As Christians, we are uniquely privileged to answer the question who God is and what he is like with confidence, for our God has revealed himself to us in the Bible. In Scripture, God has told us about himself, shared with us the contours of his divinity, expressed his character in ways we can understand and articulate, and has, in essence, given us the answer to our foundational question.
And the fact that he has done this tells us something about him already—he desires to be known! As we explore who God is like, we are bound to run up against two realities that could discourage us in our theological journey: 1) the mysteries of God that we cannot fully understand in our human limitations, and 2) the complexities about God that, though understandable to the human mind, feel overwhelmingly big for ours.

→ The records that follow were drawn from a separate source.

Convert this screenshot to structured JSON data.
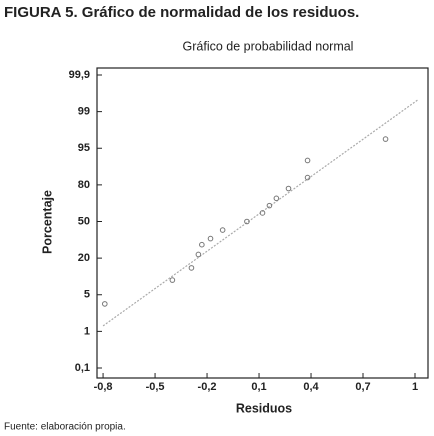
{
  "figure": {
    "caption": "FIGURA 5. Gráfico de normalidad de los residuos.",
    "source": "Fuente: elaboración propia."
  },
  "chart_data": {
    "type": "scatter",
    "title": "Gráfico de probabilidad normal",
    "x_label": "Residuos",
    "y_label": "Porcentaje",
    "series": [
      {
        "name": "Residuos",
        "color": "#777777",
        "x": [
          -0.79,
          -0.4,
          -0.29,
          -0.25,
          -0.23,
          -0.18,
          -0.11,
          0.03,
          0.12,
          0.16,
          0.2,
          0.27,
          0.38,
          0.38,
          0.83
        ],
        "values": [
          4,
          11,
          16,
          23,
          31,
          36,
          43,
          50,
          57,
          63,
          69,
          77,
          83,
          90,
          96
        ]
      }
    ],
    "reference_line": {
      "color": "#aaaaaa",
      "x": [
        -0.8,
        1.02
      ],
      "y": [
        1.6,
        99.3
      ]
    },
    "xlim": [
      -0.835,
      1.075
    ],
    "xticks": [
      {
        "value": -0.8,
        "label": "-0,8"
      },
      {
        "value": -0.5,
        "label": "-0,5"
      },
      {
        "value": -0.2,
        "label": "-0,2"
      },
      {
        "value": 0.1,
        "label": "0,1"
      },
      {
        "value": 0.4,
        "label": "0,4"
      },
      {
        "value": 0.7,
        "label": "0,7"
      },
      1
    ],
    "ylim": [
      0.05,
      99.95
    ],
    "yticks": [
      {
        "value": 0.1,
        "label": "0,1"
      },
      1,
      5,
      20,
      50,
      80,
      95,
      99,
      {
        "value": 99.9,
        "label": "99,9"
      }
    ]
  }
}
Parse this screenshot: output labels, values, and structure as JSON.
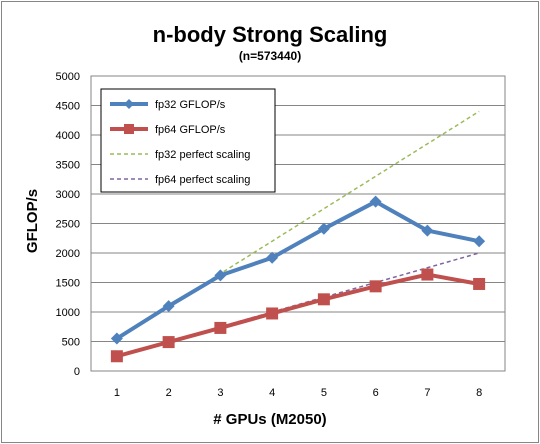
{
  "chart_data": {
    "type": "line",
    "title": "n-body Strong Scaling",
    "subtitle": "(n=573440)",
    "xlabel": "# GPUs (M2050)",
    "ylabel": "GFLOP/s",
    "x": [
      1,
      2,
      3,
      4,
      5,
      6,
      7,
      8
    ],
    "ylim": [
      0,
      5000
    ],
    "yticks": [
      0,
      500,
      1000,
      1500,
      2000,
      2500,
      3000,
      3500,
      4000,
      4500,
      5000
    ],
    "grid": "horizontal",
    "legend_position": "top-left",
    "series": [
      {
        "name": "fp32 GFLOP/s",
        "color": "#4F81BD",
        "style": "solid",
        "marker": "diamond",
        "values": [
          550,
          1100,
          1620,
          1920,
          2410,
          2870,
          2380,
          2200
        ]
      },
      {
        "name": "fp64 GFLOP/s",
        "color": "#C0504D",
        "style": "solid",
        "marker": "square",
        "values": [
          250,
          490,
          730,
          975,
          1215,
          1435,
          1635,
          1475
        ]
      },
      {
        "name": "fp32 perfect scaling",
        "color": "#9BBB59",
        "style": "dashed",
        "marker": "none",
        "values": [
          550,
          1100,
          1650,
          2200,
          2750,
          3300,
          3850,
          4400
        ]
      },
      {
        "name": "fp64 perfect scaling",
        "color": "#8064A2",
        "style": "dashed",
        "marker": "none",
        "values": [
          250,
          500,
          750,
          1000,
          1250,
          1500,
          1750,
          2000
        ]
      }
    ]
  }
}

Theologian (because yes, you already are one!), when you bump up against either of these boundaries, remember that your God desires to be known and has made himself known to you in his word. He does not sit aloof in heaven, tapping his foot disappointedly because you cannot wrap your mind around his holiness. He is not evasive, trying to escape your understanding as if responding to your watchful eye with a game of divine Whack-a-Mole. Foundational to the Christian faith is this reality: The question of who God is has an answer because God is a God who desires to be known. In fact, he has given us everything we need to love, worship, and enjoy him in this life.
The Attributes of God
Our answer to the question of who God is lies within the pages of Scripture. There, we find a plethora of descriptions and examples of certain realities at play in God’s character; theologically, these are called “attributes.” When we ask who God is or what he is like, we’re really hounding after his attributes: What are the contours of his character? What qualities make him who he is? What features belong to his divine being? Is he mean or kind? Is he fickle, fair, or friendly?
After grappling with all that the Bible says about God, theologians separate these attributes into two lists: communicable and incommunicable. Let’s start with communicable.
The communicable attributes of God are those in God’s character that we have unique access to as humans made in his image. These attributes are “communicable” to us in that they can be transmitted to us, or shared with us; they are characteristics that belong to God that can also belong to us. For example, God is merciful and he calls us to be merciful; God is just and he commands us to live justly. These are the things that allow the Bible to say we bear God’s likeness in certain ways.
But there are also attributes of God that belong to him alone. These aspects of his character and nature are “incommunicable” to us as humans. We do not possess them, and we never will simply because we are not God.
An example of an incommunicable attribute is his omniscience, or his all-knowing nature. God alone has all knowledge and wisdom within himself; he neither commands nor expects us to become like him in this way. Similarly, God is self-sufficient; he relies on no one and nothing to sustain his divine self, and the same could never be said for you and me. These attributes do not communicate to our human nature, and he does not share them with us; they are God’s incommunicable attributes, and they are what allow the Bible to also say there’s no one like him.
In short, you could say the communicable attributes connect us to God, while the incommunicable attributes set him apart from us, drawing the line between creature and Creator. On one hand, considering the communicable attributes, it is clear we are like God to a degree much like a child bears the image of his parent. On the other hand, considering the incommunicable attributes, it is clear God is something (Someone) entirely different than we are.
God has an entirely other nature and is a being to which he can only compare himself. These, his incommunicable attributes, limit our view and emulation of him. So if you find yourself puzzling at his immutability or wondering at his omnipresence, then you’re in the right frame of mind; it’s impossible to wrap our minds around the entirety of who God is.
Yet, God is not unknowable. We are invited, by the power of God’s Spirit, to grow in his communicable attributes. Though we know not the experience of being a limitless being and cannot even comprehend what it means that God is eternal, by his good design, we are invited to live in what we will come to know as the “economy of the household of God” and therein learn to mirror his communicable attributes.